Image captured in glass filming vessel. Credit: University of South Florida

New research led by the University of South Florida has uncovered one of the reasons jellyfish have come to be known as the “world’s most efficient swimmer.” Brad Gemmell, associate professor of integrative biology, found jellyfish produce two vortex rings, which are donut-shaped bodies of fluid underneath their translucent bodies, that spin in opposite directions. They appear as jellyfish squeeze and reopen throughout each swim cycle, providing a “ground effect” force as if they were to be pushing off the seafloor.

The “ground effect” is most widely understood on airport runways. During take-off, air squeezes between the airplane and ground, which builds pressure and a force that boosts performance. Gemmell’s experiments have shown that jellyfish can use their two vortex rings in place of the ground. The vortex rings resist each other, creating a “virtual wall” that provides a similar boost in performance compared to animals that swim near the bottom. Never before has it been proven that an animal can create this phenomenon away from a solid boundary.

High-speed camera captures jellyfish swimming through a laser sheet with tracer particles. Credit: University of South Florida

“The fact that these simple animals have figured out how to achieve a ‘ground effect’ type boost in open water, away from any solid surfaces, has the potential to open up a range of new possibilities for engineered vehicles to take advantage of this phenomenon,” Gemmell said.

In the study published in “Proceedings of the Royal Society B,” Gemmell captured the motion by recording the movements of eight jellyfish swimming in a glass filming vessel using a high-speed digital camera at 1,000 frames per second.
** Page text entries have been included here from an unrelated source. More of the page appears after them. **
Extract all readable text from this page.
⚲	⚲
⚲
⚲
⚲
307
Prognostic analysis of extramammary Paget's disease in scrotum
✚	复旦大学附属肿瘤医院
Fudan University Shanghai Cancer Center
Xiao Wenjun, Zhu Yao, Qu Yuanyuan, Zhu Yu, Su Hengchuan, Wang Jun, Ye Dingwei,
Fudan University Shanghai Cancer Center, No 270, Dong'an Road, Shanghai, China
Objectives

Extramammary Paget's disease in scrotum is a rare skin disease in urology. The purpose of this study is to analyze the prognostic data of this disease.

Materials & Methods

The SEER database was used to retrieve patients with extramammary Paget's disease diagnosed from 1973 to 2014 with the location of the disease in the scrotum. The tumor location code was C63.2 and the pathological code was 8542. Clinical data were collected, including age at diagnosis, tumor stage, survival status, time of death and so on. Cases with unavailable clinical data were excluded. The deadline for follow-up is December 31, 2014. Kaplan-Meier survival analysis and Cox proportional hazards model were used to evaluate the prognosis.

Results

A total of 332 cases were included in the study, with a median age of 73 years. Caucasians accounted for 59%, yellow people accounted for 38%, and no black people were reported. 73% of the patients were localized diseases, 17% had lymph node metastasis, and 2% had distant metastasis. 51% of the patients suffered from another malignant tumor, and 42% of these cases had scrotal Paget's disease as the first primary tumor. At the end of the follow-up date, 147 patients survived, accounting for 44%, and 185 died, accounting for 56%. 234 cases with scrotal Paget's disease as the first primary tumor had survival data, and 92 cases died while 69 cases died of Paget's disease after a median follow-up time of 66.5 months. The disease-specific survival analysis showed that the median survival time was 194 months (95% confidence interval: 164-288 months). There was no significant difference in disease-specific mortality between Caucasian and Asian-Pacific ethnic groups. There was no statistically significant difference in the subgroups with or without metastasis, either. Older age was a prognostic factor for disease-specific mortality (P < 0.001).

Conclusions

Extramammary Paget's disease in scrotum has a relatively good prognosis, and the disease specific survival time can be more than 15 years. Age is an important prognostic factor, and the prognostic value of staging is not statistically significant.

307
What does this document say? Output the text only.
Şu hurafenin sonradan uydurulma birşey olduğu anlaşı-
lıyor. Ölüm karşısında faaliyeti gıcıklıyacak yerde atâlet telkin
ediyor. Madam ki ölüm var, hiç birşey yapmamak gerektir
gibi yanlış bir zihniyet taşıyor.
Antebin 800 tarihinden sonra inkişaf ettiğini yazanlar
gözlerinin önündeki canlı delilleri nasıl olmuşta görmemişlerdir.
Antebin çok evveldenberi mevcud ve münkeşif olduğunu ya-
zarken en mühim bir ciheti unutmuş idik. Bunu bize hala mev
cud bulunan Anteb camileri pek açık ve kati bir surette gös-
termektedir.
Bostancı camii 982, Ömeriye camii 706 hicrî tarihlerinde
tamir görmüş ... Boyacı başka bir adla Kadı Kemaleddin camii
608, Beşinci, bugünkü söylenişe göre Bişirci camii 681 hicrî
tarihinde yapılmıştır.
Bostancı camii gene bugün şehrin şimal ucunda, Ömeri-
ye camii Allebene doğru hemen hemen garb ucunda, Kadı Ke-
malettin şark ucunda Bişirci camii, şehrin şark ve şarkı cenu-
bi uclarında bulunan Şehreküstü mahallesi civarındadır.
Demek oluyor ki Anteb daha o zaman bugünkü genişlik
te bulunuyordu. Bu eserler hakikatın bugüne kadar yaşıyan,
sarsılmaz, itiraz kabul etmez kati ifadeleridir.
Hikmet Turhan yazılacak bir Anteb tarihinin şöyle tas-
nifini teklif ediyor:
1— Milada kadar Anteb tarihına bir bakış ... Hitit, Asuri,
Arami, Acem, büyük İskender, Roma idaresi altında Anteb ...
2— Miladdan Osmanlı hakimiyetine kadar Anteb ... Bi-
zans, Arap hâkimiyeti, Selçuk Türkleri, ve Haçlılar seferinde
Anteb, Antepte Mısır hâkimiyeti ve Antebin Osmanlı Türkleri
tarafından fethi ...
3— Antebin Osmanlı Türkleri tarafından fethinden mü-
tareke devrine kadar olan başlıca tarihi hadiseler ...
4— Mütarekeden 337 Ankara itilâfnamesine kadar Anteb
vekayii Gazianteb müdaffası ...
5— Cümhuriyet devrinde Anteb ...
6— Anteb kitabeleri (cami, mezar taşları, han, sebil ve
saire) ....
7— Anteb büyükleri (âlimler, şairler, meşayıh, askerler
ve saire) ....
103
He and his colleagues witnessed jellyfish that were in motion had a 41% increase in maximum swimming speed and a 61% increase in cumulative distance traveled per swimming cycle compared to those starting from rest.

Anatomical features of a jellyfish and the vortex arrangement over the course of a swim cycle for the moon jellyfish. Credit: University of South Florida

Unlike locomotion by propellers, jellyfish do not produce cavitation bubbles and are silent, allowing them to move quietly through the water. The high efficiency of swimming also helps them store energy for growth and reproduction. Several research groups use jellyfish as a model for developing underwater vehicles that can be equipped with sensors that monitor the ocean without disruption. These new findings may enhance development of these technologies and further understanding of the ocean.

Reference: “The most efficient metazoan swimmer creates a ‘virtual wall’ to enhance performance” by Brad J. Gemmell, Kevin T. Du Clos, Sean P. Colin, Kelly R. Sutherland and John H. Costello, 6 January 2021, Proceedings of the Royal Society B.